The pair of sunglasses that she was wearing when she came in is on the dinner table. Her backpack, whatever is in it, wherever it has been, is propped on one of the chairs. I am sitting quietly at the table in front of my laptop and again I am filled with rage. Who is this person beating up my sister? Who is abusing her love? Because Lourdes—fondly, Niña—is loving—sometimes to a fault. It’s one of the things I have learned, that it’s possible to be loving to a fault. Another thing I have learned is that sometimes it’s better to be discreet and not say anything, even when there’s an elephant in the room.
So I don’t say anything. I simply let her watch a YouTube video on my computer, the audition of a stuttering gay Cuban singer on American Idol, and while she’s sitting next to me I do my best to ignore the plastic spatula in her hand dripping soy sauce on the floor.
The eye is black just above the lid. It’s so swollen it looks like a nasty cockroach bite. The fact that it’s so dark, that it’s so black, makes me cringe. There have been times when it’s not the eye, when the bruises are on the cheeks, or the legs, or the shoulder muscles, or somewhere under the rib area, just under her breasts. There have also been times when the eyes are swollen but only from crying. You hear bits of her talking on the phone throughout the night—her sniffs and wails. Then she comes out of her bedroom in the morning and you know that something’s up. You smell her suffering.
Once when we were children Niña couldn’t remove herself from the hollow newel at the top of our ancestral house’s green spiral staircase. We had been playing hide-and-seek and she had covered herself with a bath towel so that I wouldn’t be able to find her. But I did, easily. The edge of the sleeve of her fuchsia San Miguel Pale Pilsen t-shirt was showing—not to mention the bump under the towel that was obviously her head. Huli ka! I said. But no matter how effortlessly she had inserted herself in that gap, getting herself out seemed somehow impossible. Father had to come up and assist, and it put an end to the game. Niña was in tears.

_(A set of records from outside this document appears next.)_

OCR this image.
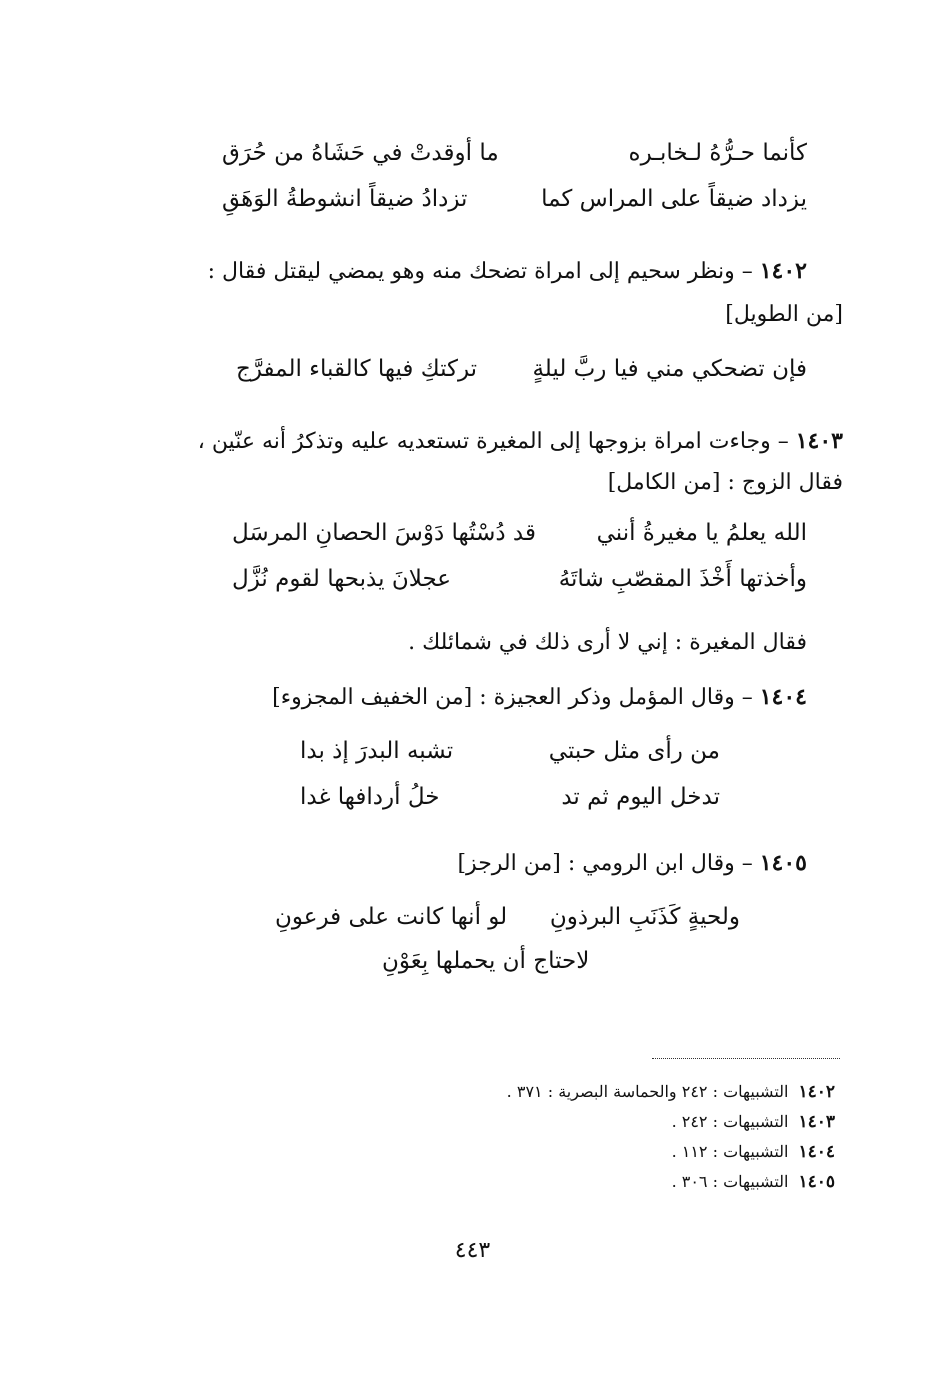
كأنما حـرُّهُ لـخابـره
ما أوقدتْ في حَشَاهُ من حُرَق
يزداد ضيقاً على المراس كما
تزدادُ ضيقاً انشوطةُ الوَهَقِ
١٤٠٢ – ونظر سحيم إلى امراة تضحك منه وهو يمضي ليقتل فقال :
[من الطويل]
فإن تضحكي مني فيا ربَّ ليلةٍ
تركتكِ فيها كالقباء المفرَّج
١٤٠٣ – وجاءت امراة بزوجها إلى المغيرة تستعديه عليه وتذكرُ أنه عنّين ،
فقال الزوج : [من الكامل]
الله يعلمُ يا مغيرةُ أنني
قد دُسْتُها دَوْسَ الحصانِ المرسَل
وأخذتها أَخْذَ المقصّبِ شاتَهُ
عجلانَ يذبحها لقوم نُزَّل
فقال المغيرة : إني لا أرى ذلك في شمائلك .
١٤٠٤ – وقال المؤمل وذكر العجيزة : [من الخفيف المجزوء]
من رأى مثل حبتي
تشبه البدرَ إذ بدا
تدخل اليوم ثم تد
خلُ أردافها غدا
١٤٠٥ – وقال ابن الرومي : [من الرجز]
ولحيةٍ كَذَنَبِ البرذونِ
لو أنها كانت على فرعونِ
لاحتاج أن يحملها بِعَوْنِ
١٤٠٢التشبيهات : ٢٤٢ والحماسة البصرية : ٣٧١ .
١٤٠٣التشبيهات : ٢٤٢ .
١٤٠٤التشبيهات : ١١٢ .
١٤٠٥التشبيهات : ٣٠٦ .
٤٤٣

Well, she’s thirty-five now, a beautiful grown woman. Time does fly fast, especially if you count not by years but by tragedies. The face of the lover-enemy who does this to her, I have not seen, and the violent parts of her life that leave marks on her body, I cannot claim to know, but the blood that runs through her veins remains ever the same as mine. To see her in such a state—to be helpless about it—it jolts the heart and cramps the fist.
Finally the chicken is done. She turns off the kitchen stove and we watch another audition, this time of a transgender contestant with a guitar who claims she’s from “North Carolina, Planet Earth.” This part makes us laugh. Niña, watching closely, says, I can’t figure out if he used to be a girl or she used to be a guy. Clearly she used to be a guy, I say. Then the contestant begins to sing, and her voice turns out to be like honey.
You might find me by the side of the road, in that old train yard;
You might find me on the corner, with a smile on my face, strumming on my guitar.
I’m out here wandering underneath an azure sky;
I’m gonna keep on wandering ‘til my days on God’s green earth are done.